Growing up in such a large family meant that we all learned the value of sharing early on. Even if we didn’t always like it, we came to appreciate it. It meant we all got our fair share of whatever it was we had to divvy up between us. Mom and Dad tried especially hard to be fair and make sure no one felt left out or shorted.
Many memories around sharing have to do with food. Believe me, none of us ever went hungry unless we chose to. There was plenty of food for every meal. My mom spent hours every day and decades of her life feeding a growing brood. She took her job seriously and always prepared a full meal with meat, potatoes, vegetable and some kind of dessert. Most meals included something we had grown or raised ourselves on our farm.
It would sometimes get interesting if there was one of something left (I really liked hot dogs when we had them). Who would get the last one? Sometimes that decision got heated. Mostly though, we all left the table satisfied. There weren’t often leftovers. Large quantities were needed just to feed us once, much less twice.
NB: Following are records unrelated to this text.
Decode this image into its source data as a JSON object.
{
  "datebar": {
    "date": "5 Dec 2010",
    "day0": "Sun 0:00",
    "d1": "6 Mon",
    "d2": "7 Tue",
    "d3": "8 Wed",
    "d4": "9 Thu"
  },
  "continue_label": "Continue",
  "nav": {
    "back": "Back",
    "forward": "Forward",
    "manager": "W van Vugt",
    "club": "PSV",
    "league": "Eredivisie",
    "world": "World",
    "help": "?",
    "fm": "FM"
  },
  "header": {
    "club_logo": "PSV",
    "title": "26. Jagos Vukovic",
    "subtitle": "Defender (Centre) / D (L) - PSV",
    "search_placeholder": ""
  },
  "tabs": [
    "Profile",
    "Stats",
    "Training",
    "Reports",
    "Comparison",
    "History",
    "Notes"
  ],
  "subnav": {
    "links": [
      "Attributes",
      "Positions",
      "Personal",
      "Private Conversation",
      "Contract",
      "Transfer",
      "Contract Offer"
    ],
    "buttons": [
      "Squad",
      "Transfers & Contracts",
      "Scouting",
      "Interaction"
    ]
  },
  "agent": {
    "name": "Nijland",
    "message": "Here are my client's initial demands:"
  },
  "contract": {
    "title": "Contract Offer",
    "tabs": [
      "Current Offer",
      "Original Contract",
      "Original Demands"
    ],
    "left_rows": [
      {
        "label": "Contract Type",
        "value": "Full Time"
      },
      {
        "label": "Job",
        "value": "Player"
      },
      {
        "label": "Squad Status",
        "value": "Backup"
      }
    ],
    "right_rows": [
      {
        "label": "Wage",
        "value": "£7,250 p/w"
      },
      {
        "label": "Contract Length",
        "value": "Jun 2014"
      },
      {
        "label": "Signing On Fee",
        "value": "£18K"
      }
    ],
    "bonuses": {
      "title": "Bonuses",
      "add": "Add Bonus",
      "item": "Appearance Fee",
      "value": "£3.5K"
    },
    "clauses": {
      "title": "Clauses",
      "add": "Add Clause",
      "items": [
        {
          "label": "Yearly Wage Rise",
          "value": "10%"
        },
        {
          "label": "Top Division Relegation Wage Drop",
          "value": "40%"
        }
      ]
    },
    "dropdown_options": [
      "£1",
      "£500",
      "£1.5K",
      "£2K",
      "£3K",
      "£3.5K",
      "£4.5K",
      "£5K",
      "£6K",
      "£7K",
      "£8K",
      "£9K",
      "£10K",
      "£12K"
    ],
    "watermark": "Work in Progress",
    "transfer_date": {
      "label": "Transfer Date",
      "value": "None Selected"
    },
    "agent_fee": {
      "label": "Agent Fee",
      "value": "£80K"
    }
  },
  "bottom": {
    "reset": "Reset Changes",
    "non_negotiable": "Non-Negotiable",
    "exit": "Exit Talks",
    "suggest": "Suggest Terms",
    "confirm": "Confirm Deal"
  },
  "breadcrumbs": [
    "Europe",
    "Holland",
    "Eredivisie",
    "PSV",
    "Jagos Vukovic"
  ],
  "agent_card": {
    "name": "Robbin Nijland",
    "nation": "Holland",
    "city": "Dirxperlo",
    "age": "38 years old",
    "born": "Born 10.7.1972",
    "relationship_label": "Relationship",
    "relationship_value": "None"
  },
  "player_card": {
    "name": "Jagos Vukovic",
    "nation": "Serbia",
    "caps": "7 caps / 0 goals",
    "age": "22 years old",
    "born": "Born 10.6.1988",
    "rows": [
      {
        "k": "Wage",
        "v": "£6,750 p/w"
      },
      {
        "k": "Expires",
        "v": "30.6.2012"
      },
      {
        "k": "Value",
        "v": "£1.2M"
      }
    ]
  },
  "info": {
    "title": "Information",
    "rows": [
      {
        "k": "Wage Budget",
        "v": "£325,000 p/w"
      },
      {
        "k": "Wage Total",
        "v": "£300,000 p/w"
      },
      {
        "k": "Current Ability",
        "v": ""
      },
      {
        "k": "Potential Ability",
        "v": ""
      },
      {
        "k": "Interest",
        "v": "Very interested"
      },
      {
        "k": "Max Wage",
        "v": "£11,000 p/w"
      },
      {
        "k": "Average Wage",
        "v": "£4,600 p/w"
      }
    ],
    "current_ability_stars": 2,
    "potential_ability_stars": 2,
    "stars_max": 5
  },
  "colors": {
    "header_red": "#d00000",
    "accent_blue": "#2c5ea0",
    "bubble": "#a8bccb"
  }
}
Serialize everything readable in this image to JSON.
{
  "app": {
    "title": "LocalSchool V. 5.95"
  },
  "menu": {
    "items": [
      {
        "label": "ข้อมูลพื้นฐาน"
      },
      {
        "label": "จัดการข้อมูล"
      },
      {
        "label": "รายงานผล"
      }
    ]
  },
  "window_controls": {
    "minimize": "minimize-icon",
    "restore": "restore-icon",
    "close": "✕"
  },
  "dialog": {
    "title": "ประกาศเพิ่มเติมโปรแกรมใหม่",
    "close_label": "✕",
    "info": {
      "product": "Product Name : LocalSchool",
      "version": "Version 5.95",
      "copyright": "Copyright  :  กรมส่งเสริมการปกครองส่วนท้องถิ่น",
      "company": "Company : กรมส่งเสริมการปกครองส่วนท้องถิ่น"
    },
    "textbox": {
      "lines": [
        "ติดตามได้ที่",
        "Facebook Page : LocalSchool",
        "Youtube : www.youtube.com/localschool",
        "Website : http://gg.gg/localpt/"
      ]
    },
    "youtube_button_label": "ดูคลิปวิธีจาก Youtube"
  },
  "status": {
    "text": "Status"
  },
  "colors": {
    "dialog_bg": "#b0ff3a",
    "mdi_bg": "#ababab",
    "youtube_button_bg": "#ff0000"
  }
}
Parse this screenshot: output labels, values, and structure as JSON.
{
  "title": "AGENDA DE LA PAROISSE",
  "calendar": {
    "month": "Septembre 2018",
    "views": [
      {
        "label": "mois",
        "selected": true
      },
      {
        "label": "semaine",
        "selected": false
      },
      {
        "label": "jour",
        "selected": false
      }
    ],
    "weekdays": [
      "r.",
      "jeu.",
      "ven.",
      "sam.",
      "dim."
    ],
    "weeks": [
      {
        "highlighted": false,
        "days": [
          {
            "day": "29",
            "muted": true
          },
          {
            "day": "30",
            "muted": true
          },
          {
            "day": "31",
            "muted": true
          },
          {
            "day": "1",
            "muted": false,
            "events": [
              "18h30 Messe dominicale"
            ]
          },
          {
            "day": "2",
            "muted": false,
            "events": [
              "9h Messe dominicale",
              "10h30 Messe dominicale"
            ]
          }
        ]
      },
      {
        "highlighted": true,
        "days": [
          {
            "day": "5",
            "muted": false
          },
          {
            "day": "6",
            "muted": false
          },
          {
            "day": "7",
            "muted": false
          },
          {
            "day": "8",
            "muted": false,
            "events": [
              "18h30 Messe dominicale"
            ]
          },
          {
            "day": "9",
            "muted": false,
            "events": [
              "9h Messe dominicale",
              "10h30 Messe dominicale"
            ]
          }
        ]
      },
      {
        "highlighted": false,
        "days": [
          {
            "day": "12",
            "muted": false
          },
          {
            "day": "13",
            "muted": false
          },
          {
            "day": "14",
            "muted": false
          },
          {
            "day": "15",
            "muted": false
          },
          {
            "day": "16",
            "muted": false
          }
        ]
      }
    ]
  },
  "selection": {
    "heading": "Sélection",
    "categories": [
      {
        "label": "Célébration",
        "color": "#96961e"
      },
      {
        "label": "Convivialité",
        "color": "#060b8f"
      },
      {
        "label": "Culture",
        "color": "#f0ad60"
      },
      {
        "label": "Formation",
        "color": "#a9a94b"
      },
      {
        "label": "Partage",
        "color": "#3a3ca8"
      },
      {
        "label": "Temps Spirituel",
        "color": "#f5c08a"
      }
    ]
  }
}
When it came to being fair, I think of two examples where fair and square went hand in hand. Birthdays weren’t a huge deal growing up, but they were still special. The tradition included Mom making an angel food cake and frosting from scratch. She would cover the hole in the top of the cake with a graham cracker and frost over it.
The coveted frosted cracker went to the birthday girl or boy. Talk about delayed gratification. We had to wait a year for our frosted graham cracker. But we all got cake and ice cream at least, and when you are a family of fifteen, birthdays were fairly frequent.
Sometimes that ice cream for the cake came in a pail, but it also often came in a half gallon square. To ensure that the square would feed all of us, Mom would open the box up to reveal the nicely shaped ice cream square. Then, she would take a knife and carefully cut the ice cream in slices as evenly sized as she could. We would each get our slice, though we still sometimes “discussed” who got a little bigger slice.
That may explain why, as an adult living on my own, I was known to buy one of those ice cream squares, sit down with a spoon, and eat as much of it as I wanted before putting it back in the freezer. It was a new concept: no one I had to share with. I enjoyed that freedom, but have found far more value over my lifetime from those lessons in sharing and fairness.